7/25/11

The Great Race of Mercy

At first, Doctor Welch was sure it was tonsillitis. No one else in any of the surrounding villages was displaying any symptoms: fever; sore throat; exhaustion. But by the next morning, the two-year old child was dead.

Upper respiratory infections started to appear in more children over the next month. It would last from a few days to a few weeks and disappear. But then another child died. His mother wouldn’t allow an autopsy despite the massive swelling on his neck.

When a third child died a few weeks later, and then a fourth, Doctor Welch was finally able to confirm what he’d feared worst. The grayish lesions on the throat and nasal membranes pointed only to one thing.

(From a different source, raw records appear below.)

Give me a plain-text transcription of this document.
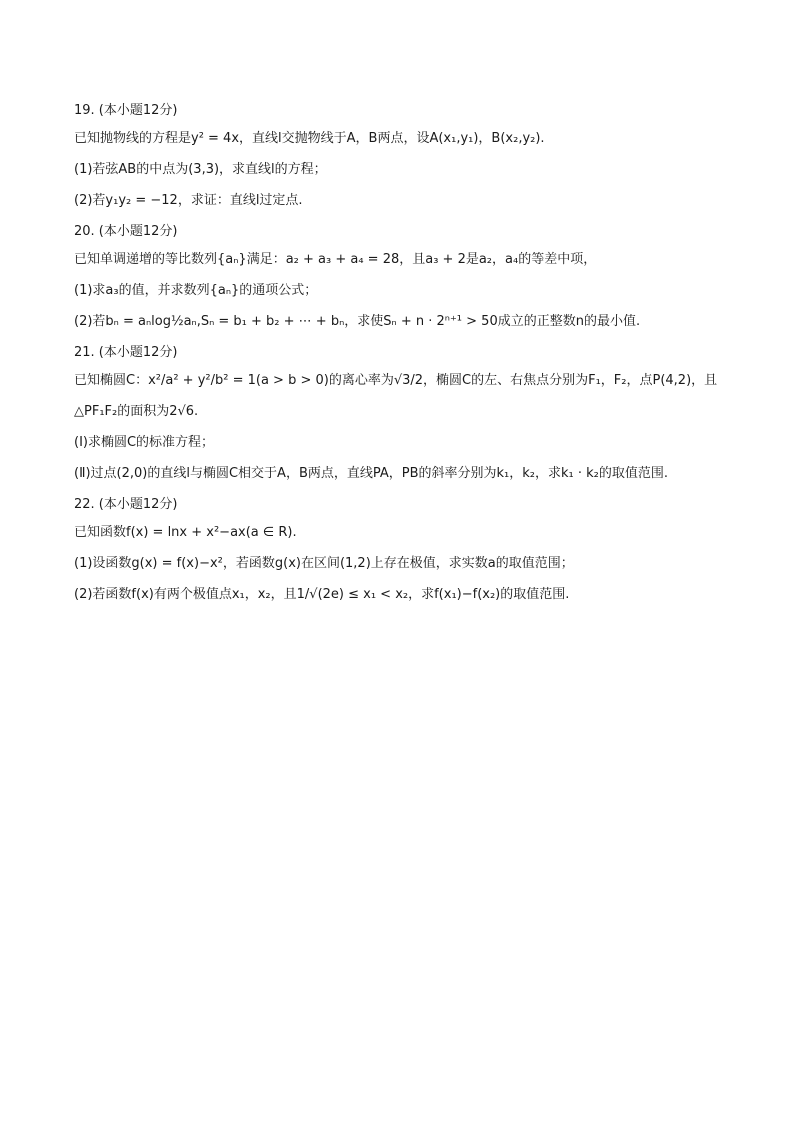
19. (本小题12分)
已知抛物线的方程是y² = 4x，直线l交抛物线于A，B两点，设A(x₁,y₁)，B(x₂,y₂).
(1)若弦AB的中点为(3,3)，求直线l的方程；
(2)若y₁y₂ = −12，求证：直线l过定点.
20. (本小题12分)
已知单调递增的等比数列{aₙ}满足：a₂ + a₃ + a₄ = 28，且a₃ + 2是a₂，a₄的等差中项，
(1)求a₃的值，并求数列{aₙ}的通项公式；
(2)若bₙ = aₙlog½aₙ,Sₙ = b₁ + b₂ + ⋯ + bₙ，求使Sₙ + n · 2ⁿ⁺¹ > 50成立的正整数n的最小值.
21. (本小题12分)
已知椭圆C：x²/a² + y²/b² = 1(a > b > 0)的离心率为√3/2，椭圆C的左、右焦点分别为F₁，F₂，点P(4,2)，且
△PF₁F₂的面积为2√6.
(Ⅰ)求椭圆C的标准方程；
(Ⅱ)过点(2,0)的直线l与椭圆C相交于A，B两点，直线PA，PB的斜率分别为k₁，k₂，求k₁ · k₂的取值范围.
22. (本小题12分)
已知函数f(x) = lnx + x²−ax(a ∈ R).
(1)设函数g(x) = f(x)−x²，若函数g(x)在区间(1,2)上存在极值，求实数a的取值范围；
(2)若函数f(x)有两个极值点x₁，x₂，且1/√(2e) ≤ x₁ < x₂，求f(x₁)−f(x₂)的取值范围.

A lot of far-reaching events occurred on February 2, 1925: a 6.2 earthquake rocked the northeastern seaboard from Quebec to Virginia; the French government met to renew its suppression of the Vatican Embassy; crowds packed theatres to see the first feature-length stop-motion film, “The Lost World”; and the American delegation to the League of Nations prepared its speech to propose action on the worldwide opium trade. All of these happenings would impact upon millions of people around the globe for many years to come. But in tiny Nome, Alaska, population 1,500, they were just waiting on the mail. With temperatures across Alaska dipping down to −70 °F that were accompanied by blizzards and hurricane-force winds though, it wasn’t likely to arrive at their isolated village in time.

At 5:30 am, Doctor Welch’s heart skipped at the sound of barking dogs on Front Street.

The relay team of 20 mushers and 150 sled-dogs had heroically covered 627 miles in just 127 hours to bring the first batch of antitoxin from Fairbanks to Nome via the Iditarod Trail, narrowly averting a diphtheria epidemic.